Jackie : Bien vivante
Scène

Jackie : Bien vivante

Dans Jackie, Sylvie Léonard incarne avec beaucoup d’adresse une femme mythique, une princesse forte et fragile, une statue parcourue de failles.

L’intime et le politique, et surtout la vive tension qui s’établit entre les deux pôles, voilà ce qui est au coeur du "drame de princesse" d’Elfriede Jelinek, Prix Nobel de littérature en 2004. Jackie, ce sont les confessions d’outre-tombe d’une femme qui fut une personnalité publique, une première dame, une veuve, mais aussi une mère, une épouse, une amante et tant d’autres choses encore que sa société ou son "destin" ne lui ont pas permis d’être pleinement.

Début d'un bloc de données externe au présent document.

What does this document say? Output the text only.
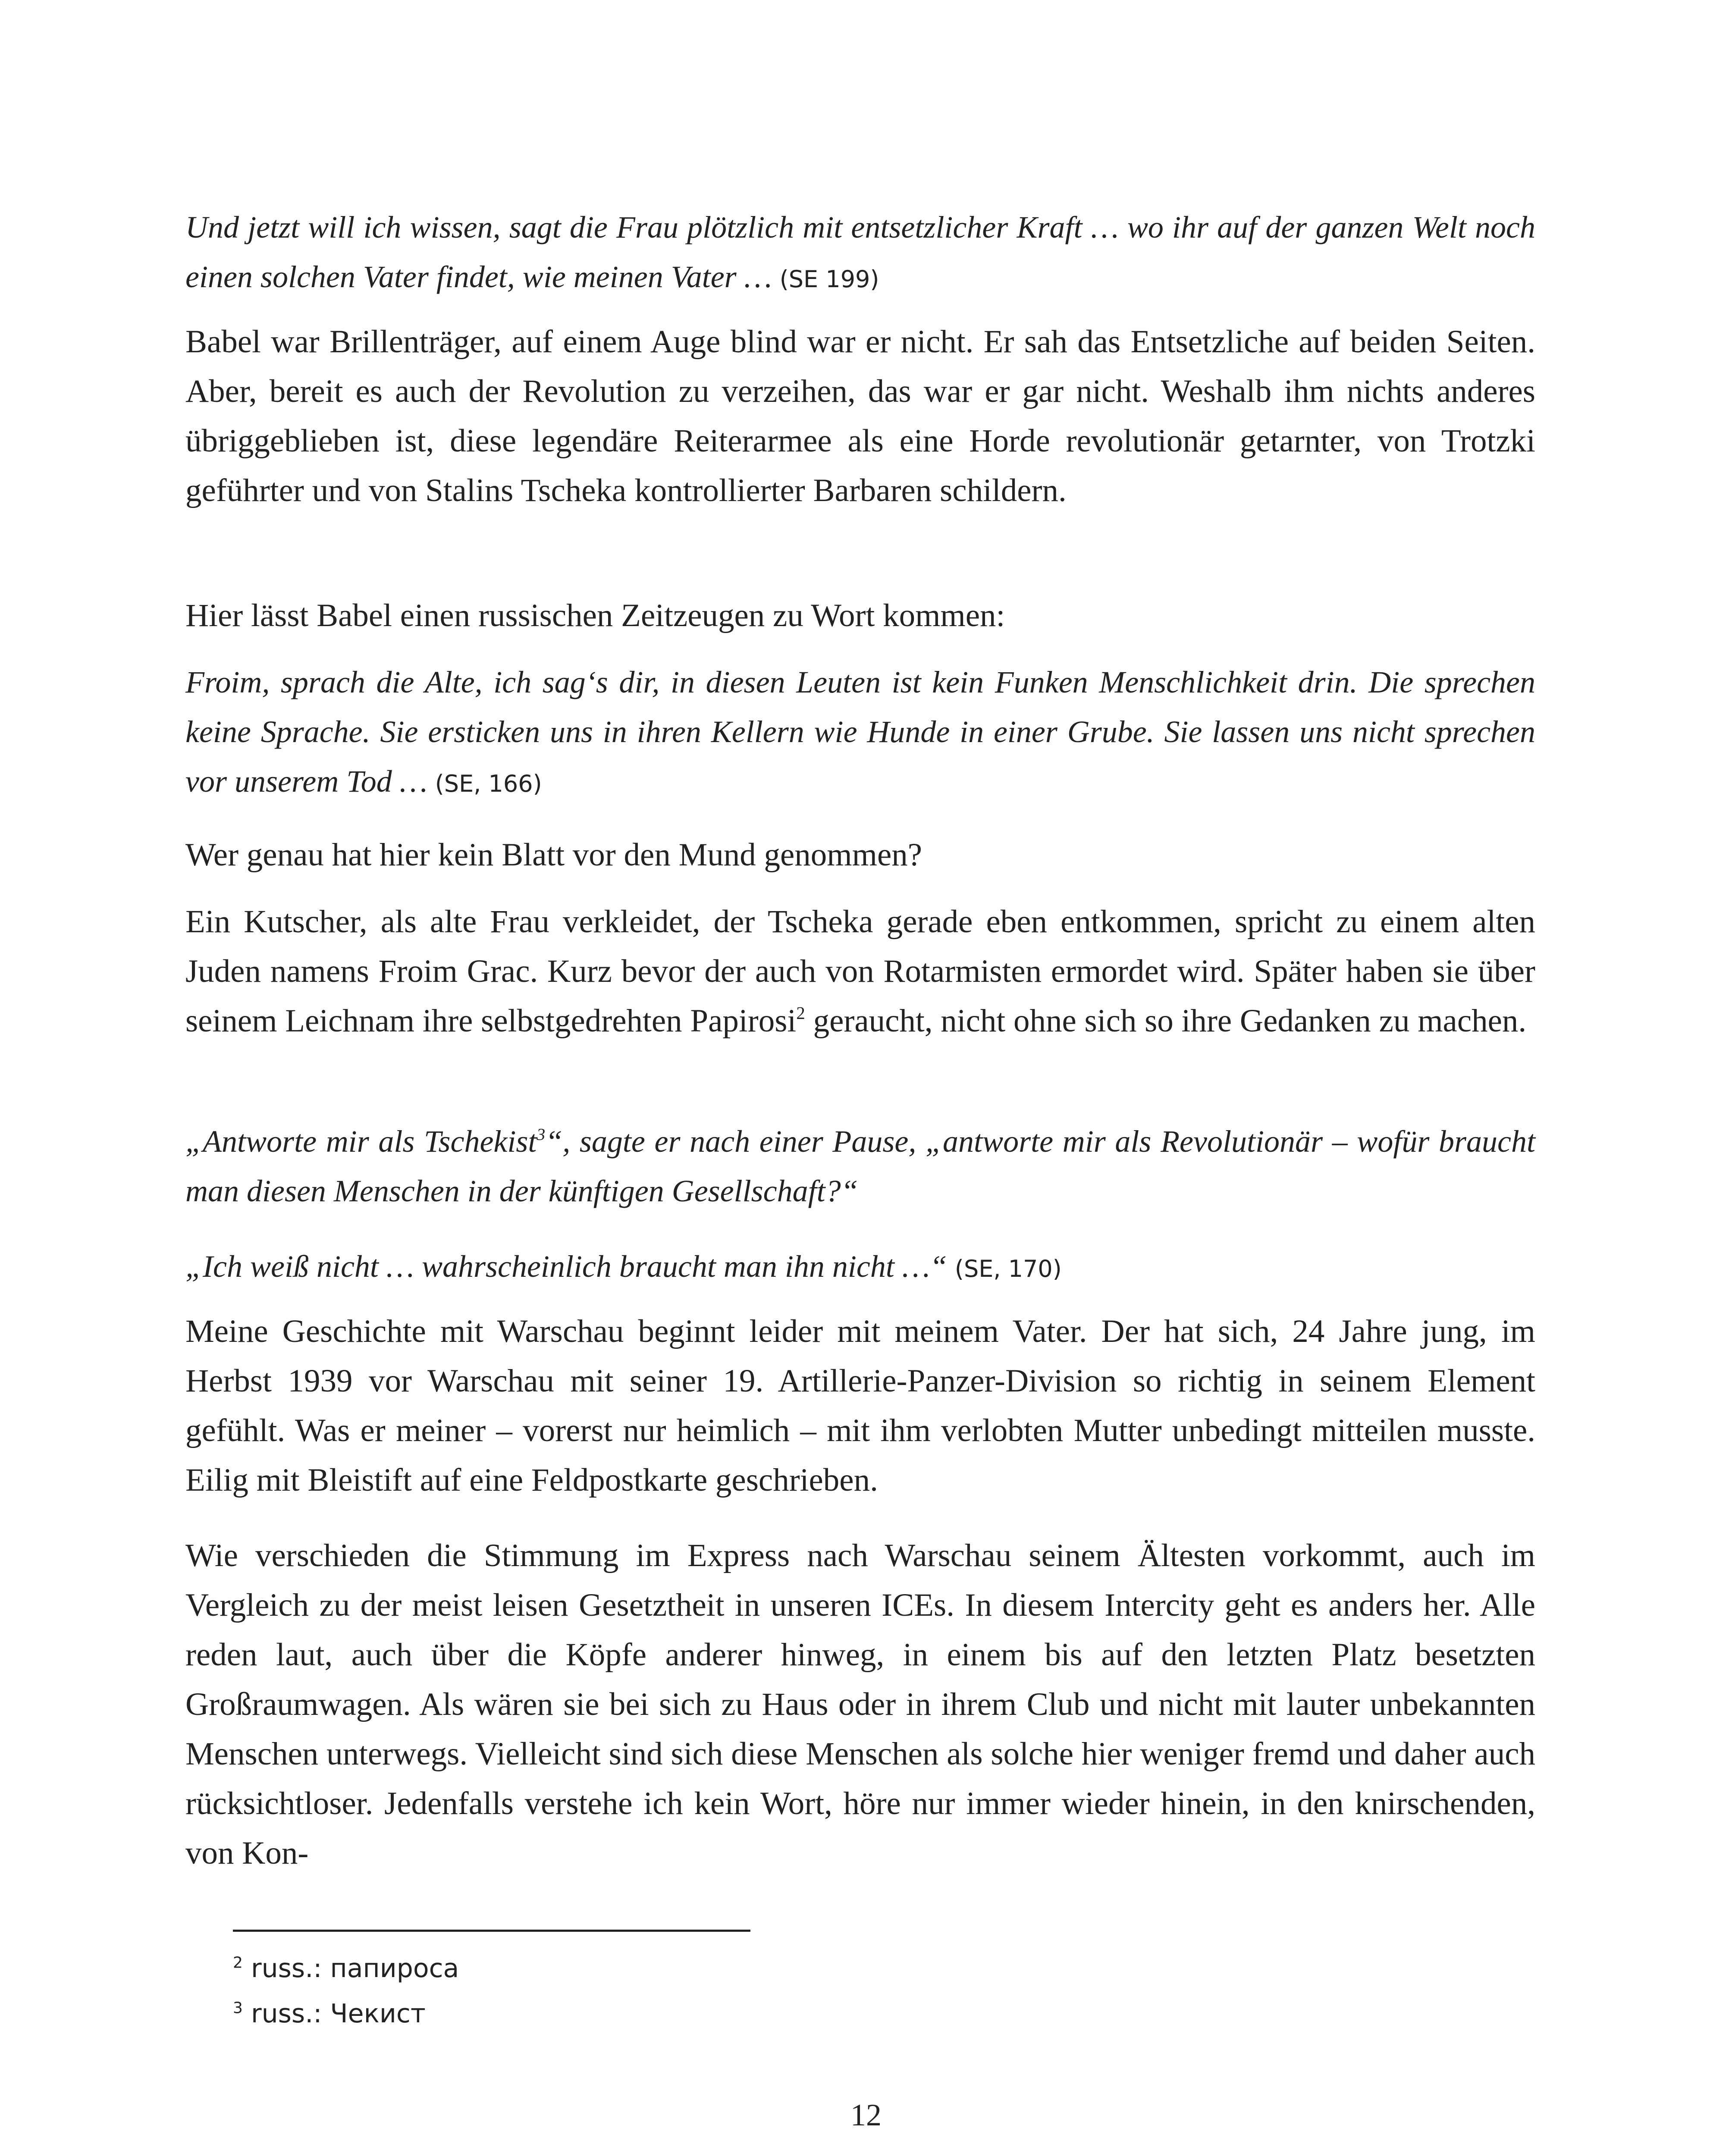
Und jetzt will ich wissen, sagt die Frau plötzlich mit entsetzlicher Kraft … wo ihr auf der ganzen Welt noch einen solchen Vater findet, wie meinen Vater … (SE 199)

Babel war Brillenträger, auf einem Auge blind war er nicht. Er sah das Entsetzliche auf beiden Seiten. Aber, bereit es auch der Revolution zu verzeihen, das war er gar nicht. Weshalb ihm nichts anderes übriggeblieben ist, diese legendäre Reiterarmee als eine Horde revolutionär getarnter, von Trotzki geführter und von Stalins Tscheka kontrollierter Barbaren schildern.

Hier lässt Babel einen russischen Zeitzeugen zu Wort kommen:

Froim, sprach die Alte, ich sag‘s dir, in diesen Leuten ist kein Funken Menschlichkeit drin. Die sprechen keine Sprache. Sie ersticken uns in ihren Kellern wie Hunde in einer Grube. Sie lassen uns nicht sprechen vor unserem Tod … (SE, 166)

Wer genau hat hier kein Blatt vor den Mund genommen?

Ein Kutscher, als alte Frau verkleidet, der Tscheka gerade eben entkommen, spricht zu einem alten Juden namens Froim Grac. Kurz bevor der auch von Rotarmisten ermordet wird. Später haben sie über seinem Leichnam ihre selbstgedrehten Papirosi$^2$ geraucht, nicht ohne sich so ihre Gedanken zu machen.

„Antworte mir als Tschekist$^3$“, sagte er nach einer Pause, „antworte mir als Revolutionär – wofür braucht man diesen Menschen in der künftigen Gesellschaft?“

„Ich weiß nicht … wahrscheinlich braucht man ihn nicht …“ (SE, 170)

Meine Geschichte mit Warschau beginnt leider mit meinem Vater. Der hat sich, 24 Jahre jung, im Herbst 1939 vor Warschau mit seiner 19. Artillerie-Panzer-Division so richtig in seinem Element gefühlt. Was er meiner – vorerst nur heimlich – mit ihm verlobten Mutter unbedingt mitteilen musste. Eilig mit Bleistift auf eine Feldpostkarte geschrieben.

Wie verschieden die Stimmung im Express nach Warschau seinem Ältesten vorkommt, auch im Vergleich zu der meist leisen Gesetztheit in unseren ICEs. In diesem Intercity geht es anders her. Alle reden laut, auch über die Köpfe anderer hinweg, in einem bis auf den letzten Platz besetzten Großraumwagen. Als wären sie bei sich zu Haus oder in ihrem Club und nicht mit lauter unbekannten Menschen unterwegs. Vielleicht sind sich diese Menschen als solche hier weniger fremd und daher auch rücksichtloser. Jedenfalls verstehe ich kein Wort, höre nur immer wieder hinein, in den knirschenden, von Kon-

$^2$ russ.: папироса
$^3$ russ.: Чекист
12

La pièce n’est pas, en soi, biographique. Disons qu’elle traduit une vision fantasmée de Jackie Kennedy. Elle donne une voix à une icône, la parole à une image, des nuances à un mythe. Elle fouille l’âme meurtrie d’une femme exceptionnellement intelligente qui a passé sa vie à jouer le jeu cruel des apparences. Il faut le dire d’emblée, le spectacle mis en scène par Denis Marleau et Stéphanie Jasmin, quatrième collaboration entre Espace Go et Ubu, s’appuie sur une partition extraordinaire. Le portrait dressé par Jelinek embrasse la grandeur et la petitesse de son sujet, il inspire l’horreur et l’admiration, donne à ressentir le vertige de Jackie.

Toute la complexité du personnage apparaît dans un prodigieux coq-à-l’âne, un jaillissement d’idées, des considérations graves ou banales qui ne sont finalement pas si disparates. Qu’elle parle des robes d’Oleg Cassini, du suicide de l’écrivaine Sylvia Plath ou de l’incandescence de Marilyn Monroe, qu’elle potine sur ses belles-soeurs, qu’elle aborde ses fausses couches ou qu’elle disserte sur les drogues qui lui ont permis de tenir le coup, Jackie ne creuse au fond qu’un seul et même sujet, celui de la condition féminine.

Dans un lieu sixties qui évoque une salle d’attente, celle d’un aéroport ou d’une clinique médicale, entre les banquettes blanches et les piles de magazines, Life, Paris Match et les autres, Sylvie Léonard est constamment scrutée, suivie dans ses moindres déplacements par un caméraman acharné. Entre eux, un véritable ballet s’instaure; avec l’objectif, un jeu de séduction des plus significatifs. Au fond de la scène, sur un écran, le visage de Jackie s’étale en noir et blanc. De part et d’autre de la scène, des loges permettent à la comédienne de revêtir plusieurs tenues. La robe blanche de mariage, le fameux tailleur Chanel, la robe bleue de soirée, la robe noire de deuil… le défilé de mode de toute une vie. "On a presque plus parlé de mes vêtements que de moi. Et ça, ça veut dire quelque chose! C’était mon écriture, mes vêtements."

Sylvie Léonard, une comédienne qu’on était loin d’imaginer dans l’univers rigoureux de Denis Marleau, relève haut la main le défi de ce rôle plus grand que nature. Drôles ou percutants, les mots de Jelinek sont les siens, coulent tout naturellement de sa bouche, résonnent avec une remarquable justesse. Son corps, sautillant ou rampant, sa voix, haut perchée ou terriblement grave, expriment de manière poignante les états contrastés d’un personnage qui fascine.